Samurai warriors aren't known as lazy or sleepy either. They are known for their obsession with following the code, learning to wield their swords well, liking to slice off heads and study the tea ceremony :) OK I jest a bit, but I did run a feudal Japan group for over 10 years. I know these guys had their good and bad points. My aim here is to point out that they weren't known as the "lazy, sleepy guys".
However, some cultures ARE known as laid back, sleepy, low energy groups. For example, the Italian and Mexican cultures are often stereotyped as nap-in-the-afternoon, slow moving cultures. As I love both of these food styles, it occurs to me that it can EASILY be explained by the type of food they eat!
Let's take Mexican food. There is of course the debate about what "real" Mexican food entails.

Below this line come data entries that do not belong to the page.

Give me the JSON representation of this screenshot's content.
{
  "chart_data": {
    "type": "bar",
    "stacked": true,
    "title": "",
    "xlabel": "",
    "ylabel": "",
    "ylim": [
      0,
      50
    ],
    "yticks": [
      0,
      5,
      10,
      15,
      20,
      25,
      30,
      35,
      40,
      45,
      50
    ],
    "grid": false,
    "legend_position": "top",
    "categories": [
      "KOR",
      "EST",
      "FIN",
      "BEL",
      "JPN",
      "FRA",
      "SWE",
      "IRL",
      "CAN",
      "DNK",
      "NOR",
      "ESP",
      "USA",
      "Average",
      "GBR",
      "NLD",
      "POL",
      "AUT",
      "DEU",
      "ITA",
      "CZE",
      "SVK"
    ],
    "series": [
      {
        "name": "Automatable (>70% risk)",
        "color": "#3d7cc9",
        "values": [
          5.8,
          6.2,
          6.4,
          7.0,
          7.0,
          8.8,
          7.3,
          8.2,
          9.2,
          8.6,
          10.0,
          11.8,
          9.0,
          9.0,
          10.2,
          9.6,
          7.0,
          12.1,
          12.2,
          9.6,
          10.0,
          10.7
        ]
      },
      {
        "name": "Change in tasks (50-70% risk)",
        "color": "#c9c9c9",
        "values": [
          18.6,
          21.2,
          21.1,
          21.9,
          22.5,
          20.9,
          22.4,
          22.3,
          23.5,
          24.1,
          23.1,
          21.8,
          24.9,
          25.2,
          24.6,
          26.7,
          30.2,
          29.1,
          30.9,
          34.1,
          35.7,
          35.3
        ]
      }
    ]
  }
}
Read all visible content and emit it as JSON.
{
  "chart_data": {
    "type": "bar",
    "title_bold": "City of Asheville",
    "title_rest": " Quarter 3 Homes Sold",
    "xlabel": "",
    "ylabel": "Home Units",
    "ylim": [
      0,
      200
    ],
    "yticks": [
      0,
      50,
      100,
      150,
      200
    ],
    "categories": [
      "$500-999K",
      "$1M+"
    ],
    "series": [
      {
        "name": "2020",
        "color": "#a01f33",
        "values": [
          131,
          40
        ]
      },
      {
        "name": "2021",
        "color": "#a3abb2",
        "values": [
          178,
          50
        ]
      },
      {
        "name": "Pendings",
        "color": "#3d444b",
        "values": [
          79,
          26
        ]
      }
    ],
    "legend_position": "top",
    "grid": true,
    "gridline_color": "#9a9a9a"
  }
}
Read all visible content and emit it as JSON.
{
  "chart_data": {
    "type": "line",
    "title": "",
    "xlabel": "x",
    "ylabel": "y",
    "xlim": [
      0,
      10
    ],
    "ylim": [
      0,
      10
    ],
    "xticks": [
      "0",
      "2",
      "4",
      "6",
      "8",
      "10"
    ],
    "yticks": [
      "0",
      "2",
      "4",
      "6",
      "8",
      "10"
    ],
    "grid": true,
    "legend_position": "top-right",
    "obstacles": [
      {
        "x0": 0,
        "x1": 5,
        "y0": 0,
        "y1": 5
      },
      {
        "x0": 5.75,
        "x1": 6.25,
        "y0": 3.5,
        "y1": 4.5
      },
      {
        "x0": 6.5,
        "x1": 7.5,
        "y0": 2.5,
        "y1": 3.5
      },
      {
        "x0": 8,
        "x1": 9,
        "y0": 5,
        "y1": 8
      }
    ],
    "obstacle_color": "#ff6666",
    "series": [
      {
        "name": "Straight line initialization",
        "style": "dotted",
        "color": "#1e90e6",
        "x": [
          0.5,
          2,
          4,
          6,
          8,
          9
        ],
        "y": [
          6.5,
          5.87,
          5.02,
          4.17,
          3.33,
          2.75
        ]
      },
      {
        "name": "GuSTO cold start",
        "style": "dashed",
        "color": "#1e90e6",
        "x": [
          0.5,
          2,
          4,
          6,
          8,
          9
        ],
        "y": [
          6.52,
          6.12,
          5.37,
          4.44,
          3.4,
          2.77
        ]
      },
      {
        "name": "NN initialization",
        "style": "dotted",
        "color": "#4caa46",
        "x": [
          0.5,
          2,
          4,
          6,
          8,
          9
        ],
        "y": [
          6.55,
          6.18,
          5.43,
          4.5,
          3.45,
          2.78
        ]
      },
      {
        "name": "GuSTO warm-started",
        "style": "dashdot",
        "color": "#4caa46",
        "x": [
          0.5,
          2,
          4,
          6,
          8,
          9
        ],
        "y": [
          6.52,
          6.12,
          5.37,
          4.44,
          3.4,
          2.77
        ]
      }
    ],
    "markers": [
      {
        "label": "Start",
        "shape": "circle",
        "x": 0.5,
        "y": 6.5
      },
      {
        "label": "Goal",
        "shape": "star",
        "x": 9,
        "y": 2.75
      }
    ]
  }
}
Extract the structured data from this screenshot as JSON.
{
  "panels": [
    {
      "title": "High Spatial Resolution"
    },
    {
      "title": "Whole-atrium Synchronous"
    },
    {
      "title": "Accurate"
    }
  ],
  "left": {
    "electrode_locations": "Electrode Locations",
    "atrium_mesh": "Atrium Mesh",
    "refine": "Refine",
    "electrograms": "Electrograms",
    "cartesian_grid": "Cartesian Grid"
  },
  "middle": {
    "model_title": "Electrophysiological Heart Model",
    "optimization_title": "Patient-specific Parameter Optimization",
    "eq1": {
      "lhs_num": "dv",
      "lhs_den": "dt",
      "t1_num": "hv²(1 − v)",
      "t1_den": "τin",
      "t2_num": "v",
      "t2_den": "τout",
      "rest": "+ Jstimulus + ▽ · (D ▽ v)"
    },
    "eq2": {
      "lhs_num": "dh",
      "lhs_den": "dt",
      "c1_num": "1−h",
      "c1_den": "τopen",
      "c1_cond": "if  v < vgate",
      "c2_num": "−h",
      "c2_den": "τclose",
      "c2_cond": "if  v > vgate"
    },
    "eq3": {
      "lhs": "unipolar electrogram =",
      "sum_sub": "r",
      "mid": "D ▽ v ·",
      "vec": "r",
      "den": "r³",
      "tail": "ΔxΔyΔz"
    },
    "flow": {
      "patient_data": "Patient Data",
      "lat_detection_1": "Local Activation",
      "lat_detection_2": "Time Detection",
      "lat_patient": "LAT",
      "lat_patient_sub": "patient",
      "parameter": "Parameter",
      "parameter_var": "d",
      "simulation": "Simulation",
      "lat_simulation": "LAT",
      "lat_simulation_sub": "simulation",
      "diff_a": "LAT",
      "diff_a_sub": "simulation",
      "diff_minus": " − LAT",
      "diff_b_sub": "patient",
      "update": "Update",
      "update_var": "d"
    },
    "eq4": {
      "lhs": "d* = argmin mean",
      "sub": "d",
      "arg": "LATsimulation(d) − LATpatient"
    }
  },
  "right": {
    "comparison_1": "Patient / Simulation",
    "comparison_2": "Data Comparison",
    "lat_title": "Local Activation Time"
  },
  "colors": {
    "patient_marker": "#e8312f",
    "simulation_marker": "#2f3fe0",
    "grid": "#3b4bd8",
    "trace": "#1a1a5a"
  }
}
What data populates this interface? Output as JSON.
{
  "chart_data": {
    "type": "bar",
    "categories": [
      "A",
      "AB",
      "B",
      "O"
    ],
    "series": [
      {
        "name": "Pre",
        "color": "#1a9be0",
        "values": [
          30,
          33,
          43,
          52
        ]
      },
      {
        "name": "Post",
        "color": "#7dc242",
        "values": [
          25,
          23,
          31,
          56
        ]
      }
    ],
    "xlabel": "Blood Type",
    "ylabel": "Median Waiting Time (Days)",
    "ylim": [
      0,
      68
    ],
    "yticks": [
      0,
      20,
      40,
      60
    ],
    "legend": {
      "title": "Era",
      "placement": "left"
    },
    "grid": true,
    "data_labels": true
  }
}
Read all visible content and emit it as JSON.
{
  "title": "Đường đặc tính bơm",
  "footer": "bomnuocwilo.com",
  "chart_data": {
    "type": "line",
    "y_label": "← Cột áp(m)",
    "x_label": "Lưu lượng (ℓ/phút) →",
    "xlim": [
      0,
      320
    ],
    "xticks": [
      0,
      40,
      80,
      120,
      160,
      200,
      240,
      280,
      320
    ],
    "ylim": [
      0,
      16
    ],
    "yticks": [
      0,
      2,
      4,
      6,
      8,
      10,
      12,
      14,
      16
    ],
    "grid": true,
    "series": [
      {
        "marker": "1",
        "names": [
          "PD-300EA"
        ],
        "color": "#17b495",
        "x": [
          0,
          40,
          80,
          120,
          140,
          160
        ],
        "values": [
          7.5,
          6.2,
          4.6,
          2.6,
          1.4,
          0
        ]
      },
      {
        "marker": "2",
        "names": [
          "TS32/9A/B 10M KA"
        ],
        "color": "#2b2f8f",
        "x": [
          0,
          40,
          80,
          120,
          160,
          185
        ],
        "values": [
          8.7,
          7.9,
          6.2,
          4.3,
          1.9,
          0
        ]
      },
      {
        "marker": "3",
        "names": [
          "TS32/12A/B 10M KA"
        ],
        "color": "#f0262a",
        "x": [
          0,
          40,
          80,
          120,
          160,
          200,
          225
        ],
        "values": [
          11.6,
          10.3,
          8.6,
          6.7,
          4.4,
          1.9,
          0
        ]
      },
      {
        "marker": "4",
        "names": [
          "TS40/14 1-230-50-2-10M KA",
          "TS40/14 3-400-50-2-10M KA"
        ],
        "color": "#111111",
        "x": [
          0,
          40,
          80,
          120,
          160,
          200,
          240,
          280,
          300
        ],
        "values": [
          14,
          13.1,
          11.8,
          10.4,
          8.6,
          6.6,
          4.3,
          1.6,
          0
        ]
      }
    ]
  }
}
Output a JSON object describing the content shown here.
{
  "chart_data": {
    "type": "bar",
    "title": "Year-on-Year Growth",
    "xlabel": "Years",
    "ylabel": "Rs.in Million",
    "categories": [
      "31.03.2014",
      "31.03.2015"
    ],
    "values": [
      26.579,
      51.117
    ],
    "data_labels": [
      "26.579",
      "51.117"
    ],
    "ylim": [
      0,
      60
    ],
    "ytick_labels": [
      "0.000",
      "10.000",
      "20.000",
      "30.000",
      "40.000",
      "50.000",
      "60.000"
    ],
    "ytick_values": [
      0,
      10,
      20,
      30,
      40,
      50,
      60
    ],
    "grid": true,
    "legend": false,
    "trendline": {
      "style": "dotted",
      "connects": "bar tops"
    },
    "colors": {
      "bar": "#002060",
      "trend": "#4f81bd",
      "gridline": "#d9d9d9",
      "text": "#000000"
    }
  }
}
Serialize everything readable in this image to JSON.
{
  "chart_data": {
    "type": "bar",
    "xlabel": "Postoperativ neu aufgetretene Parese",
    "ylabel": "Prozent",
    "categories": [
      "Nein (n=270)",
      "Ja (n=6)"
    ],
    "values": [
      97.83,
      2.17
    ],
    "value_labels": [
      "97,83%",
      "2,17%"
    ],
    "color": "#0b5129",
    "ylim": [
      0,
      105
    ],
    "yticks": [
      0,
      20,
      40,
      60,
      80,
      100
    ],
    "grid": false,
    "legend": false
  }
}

I took Spanish for 8 years, so I understand completely that there are many different regions of Mexico each with its own culture. Let's focus, though, on the beans-and-rice-with-tortilla style. These are all heavy, high-carb, high-sugar foods, intended for a hard working person who needs that huge amount of energy to get through their day.
What happens when a person who is NOT a high work laborer eats this massive amount of calories and carbs? First, their body gets a huge energy spike, which is lovely for a half hour or so. Then their blood sugar levels plummet, and their body goes into a super low sugar situation. They run out of energy. I've done this many times - if I have a big burrito lunch, I am ready for a nap about an hour later. It's not that I've suddenly become "lazy". It's a very natural, biological response to the diet I have consumed.
If you combine that low-sugar trough with a super hot afternoon, as you can easily find in Mexico, the two factors combine to make it even worse. Few people can maintain a high workload in sweltering heat. If your body has no energy to begin with, the problem compounds.
A similar situation exists in Italy. Italy - especially southern Italy - can become incredibly hot. Many Italian regions focus their diet on pasta, which is another high carb, high calorie dish. This is perfect for the person working out in the field all day long, who needs that energy to burn. But anybody who does not have that strenuous lifestyle will eat the large plate of pasta get a quick sugar high, and then promptly fall asleep. Their body is doing what comes naturally, given that set of circumstances.
Many cultures evolved their eating styles when they were an extremely hard working, heavy labor society with farmers and laborers. Now that societies have transformed into more sedentary styles, it is probably time for the menus to update to match. Either that, or we need to accept that cultures are not "lazy" - they are simply "over-sugared" and a nap is a natural result.